Christopher K. Sandberg, of Atty. Gen.'s Office, St. Paul, Minn., for the Energy Issues Intervention Office of the Minnesota Dept. of Public Service.

Charles H. Shoneman, of Bracewell & Patterson, Washington, D.C., and David Lindberg, Houston, Tex., for Texaco Producing Inc.

Before LOGAN, and TACHA, Circuit Judges, and ANDERSON, District Judge.*

TACHA, Circuit Judge.

This case presents for review, pursuant to 15 U.S.C. Sec. 717r(b) and 15 U.S.C. Sec. 3416(a)(4), two orders issued by the Federal Energy Regulatory Commission (FERC). These administrative orders determined that certain oil well operators had violated federal law by the diversion of natural gas dedicated to interstate commerce and by selling that gas at a price in excess of the statutorily established maximum price. We hold that FERC had jurisdiction to issue those orders, that FERC's findings of fact were based upon substantial evidence, that its conclusions of law were reasonable, and that there are no procedural grounds for overturning the orders. We affirm.

I.

The Texas Panhandle is the site of a vast hydrocarbon reservoir, the overlying surface area of which is some 124 miles long and averages approximately twenty miles in width. This reservoir contains both oil-producing and gas-producing formations, with the most significant formation for natural gas production being the brown dolomite. Often, a gas producing horizon overlies an oil producing horizon. Furthermore, when a formation produces both gas and oil, the hydrocarbons constituting oil, being denser than those constituting gas, usually will be found in the lower portions of that formation. Within a specific well, the contact line between the gas zone and the oil zone is referred to as the "gas-oil contact."

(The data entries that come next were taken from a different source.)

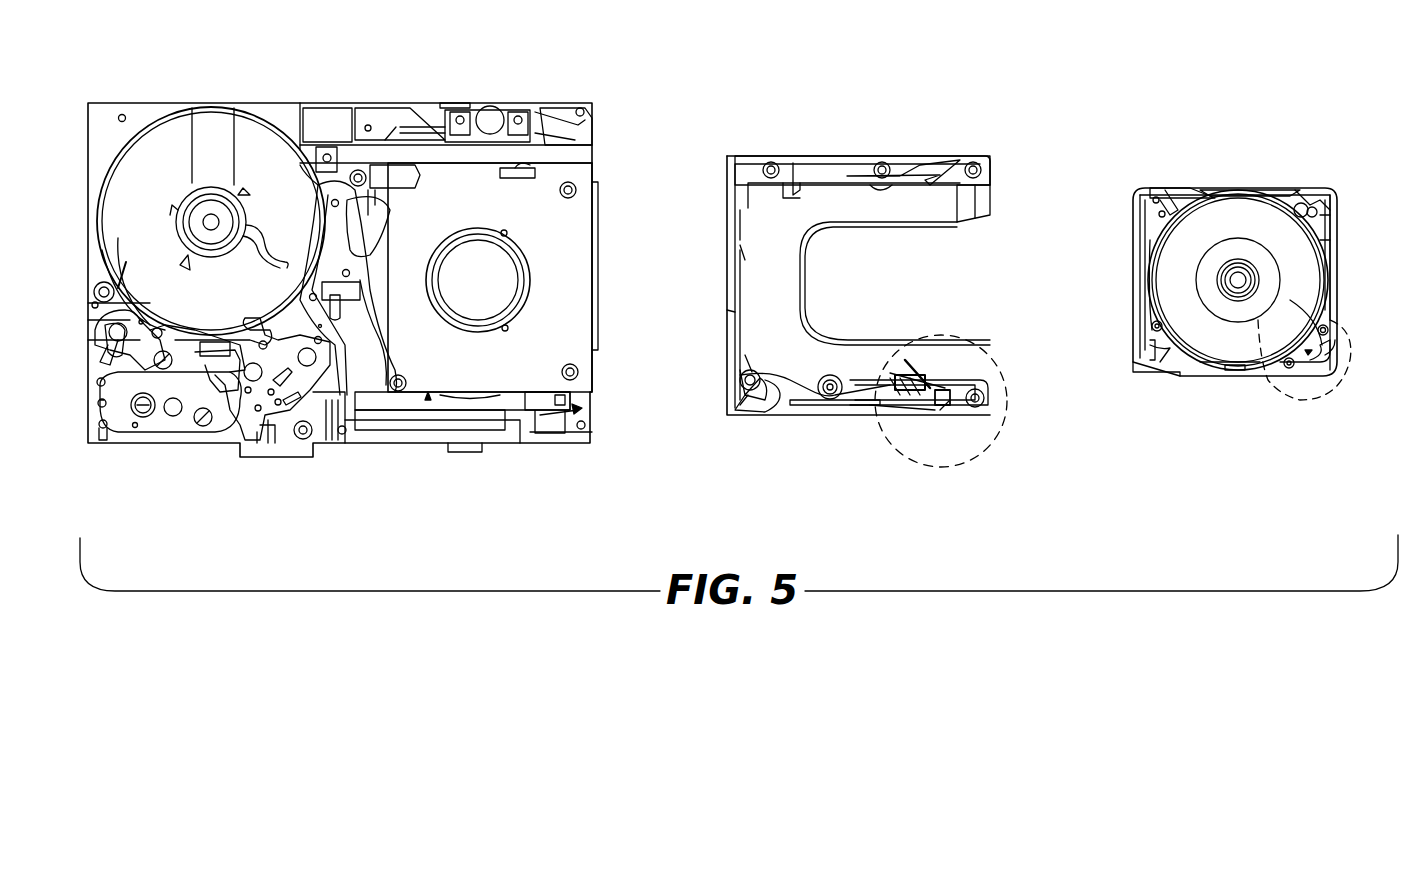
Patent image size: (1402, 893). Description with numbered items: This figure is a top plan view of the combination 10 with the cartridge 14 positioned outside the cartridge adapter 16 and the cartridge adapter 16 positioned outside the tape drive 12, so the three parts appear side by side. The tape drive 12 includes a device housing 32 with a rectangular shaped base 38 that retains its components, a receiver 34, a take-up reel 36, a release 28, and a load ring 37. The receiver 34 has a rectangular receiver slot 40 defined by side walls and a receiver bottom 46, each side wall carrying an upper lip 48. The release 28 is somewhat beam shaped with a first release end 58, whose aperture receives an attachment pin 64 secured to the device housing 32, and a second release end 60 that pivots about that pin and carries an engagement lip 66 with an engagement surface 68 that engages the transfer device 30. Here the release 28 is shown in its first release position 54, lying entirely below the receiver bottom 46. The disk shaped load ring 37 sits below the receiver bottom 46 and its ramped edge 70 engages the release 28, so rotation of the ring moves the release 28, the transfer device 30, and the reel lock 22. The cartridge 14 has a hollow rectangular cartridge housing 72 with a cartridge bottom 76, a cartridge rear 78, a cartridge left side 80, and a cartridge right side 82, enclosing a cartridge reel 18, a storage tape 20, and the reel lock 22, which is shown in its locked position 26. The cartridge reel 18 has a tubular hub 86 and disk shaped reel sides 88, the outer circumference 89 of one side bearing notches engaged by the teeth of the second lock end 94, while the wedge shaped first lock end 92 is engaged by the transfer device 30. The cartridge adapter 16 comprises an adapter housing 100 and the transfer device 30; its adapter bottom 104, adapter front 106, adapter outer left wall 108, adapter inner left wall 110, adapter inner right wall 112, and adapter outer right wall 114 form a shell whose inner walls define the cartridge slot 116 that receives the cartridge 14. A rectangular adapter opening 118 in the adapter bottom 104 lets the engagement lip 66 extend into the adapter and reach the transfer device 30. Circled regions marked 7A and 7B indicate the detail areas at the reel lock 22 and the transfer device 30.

The tape drive system 10 is at (700, 95).
The tape drive 12 is at (326, 100).
The cartridge 14 is at (1235, 178).
The cartridge adapter 16 is at (1268, 220).
The cartridge reel 18 is at (853, 142).
The storage tape 20 is at (1143, 265).
The reel lock 22 is at (1318, 365).
The locked position 26 is at (1330, 362).
The release 28 is at (430, 400).
The transfer device 30 is at (905, 420).
The device housing 32 is at (230, 102).
The receiver 34 is at (549, 178).
The take-up reel 36 is at (165, 147).
The load ring 37 is at (352, 390).
The base 38 is at (113, 110).
The receiver slot 40 is at (565, 238).
The receiver bottom 46 is at (458, 185).
The upper lip 48 is at (410, 157).
The first release position 54 is at (565, 425).
The first release end 58 is at (350, 435).
The second release end 60 is at (565, 430).
The attachment pin 64 is at (360, 375).
The engagement lip 66 is at (588, 412).
The engagement surface 68 is at (535, 420).
The ramped edge 70 is at (470, 396).
The cartridge housing 72 is at (1203, 182).
The cartridge bottom 76 is at (1300, 192).
The cartridge rear 78 is at (1337, 208).
The cartridge left side 80 is at (1185, 378).
The cartridge right side 82 is at (1222, 188).
The hub 86 is at (1215, 290).
The reel sides 88 is at (1230, 365).
The outer circumference 89 is at (1232, 370).
The first lock end 92 is at (1262, 372).
The second lock end 94 is at (1320, 345).
The adapter housing 100 is at (806, 155).
The adapter bottom 104 is at (950, 170).
The adapter front 106 is at (748, 385).
The adapter outer left wall 108 is at (828, 410).
The adapter inner left wall 110 is at (825, 382).
The adapter inner right wall 112 is at (890, 165).
The adapter outer right wall 114 is at (838, 155).
The cartridge slot 116 is at (948, 282).
The adapter opening 118 is at (943, 405).
The detail view 7A is at (1350, 430).
The detail view 7B is at (940, 470).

Within this area, generally referred to as the Panhandle Field, the spacing of oil wells and of gas wells must comply with state regulations that establish specific oil well and gas well proration units. A proration unit here is "[t]he area in a pool that can be efficiently and economically drained by one well, as determined by [the agency regulating production]." H. Williams & C. Meyers, Oil and Gas Terms 777 (7th ed. 1987); see 15 U.S.C. Sec. 3301(8). The Railroad Commission of Texas has designated oil fields by county within the Panhandle Field area and has established ten- or twenty-acre oil proration units for the oil wells in these fields. Likewise, the Railroad Commission has divided the Panhandle Field area into two gas fields, establishing 640-acre gas proration units in the Panhandle West Gas Field and 160-acre gas proration units in the Panhandle East Gas Field. Within the Panhandle Field, the gas rights and the oil rights to the same surface area often are separate leasehold estates held by separate parties. Thus, at times, separate and multiple leasehold estates may apply to the various hydrocarbons produced from a single well bore. See Dorchester Gas Producing Co. v. Harlow Corp., 743 S.W.2d 243, 250-51 (Tex.Ct.App.1987, writ denied).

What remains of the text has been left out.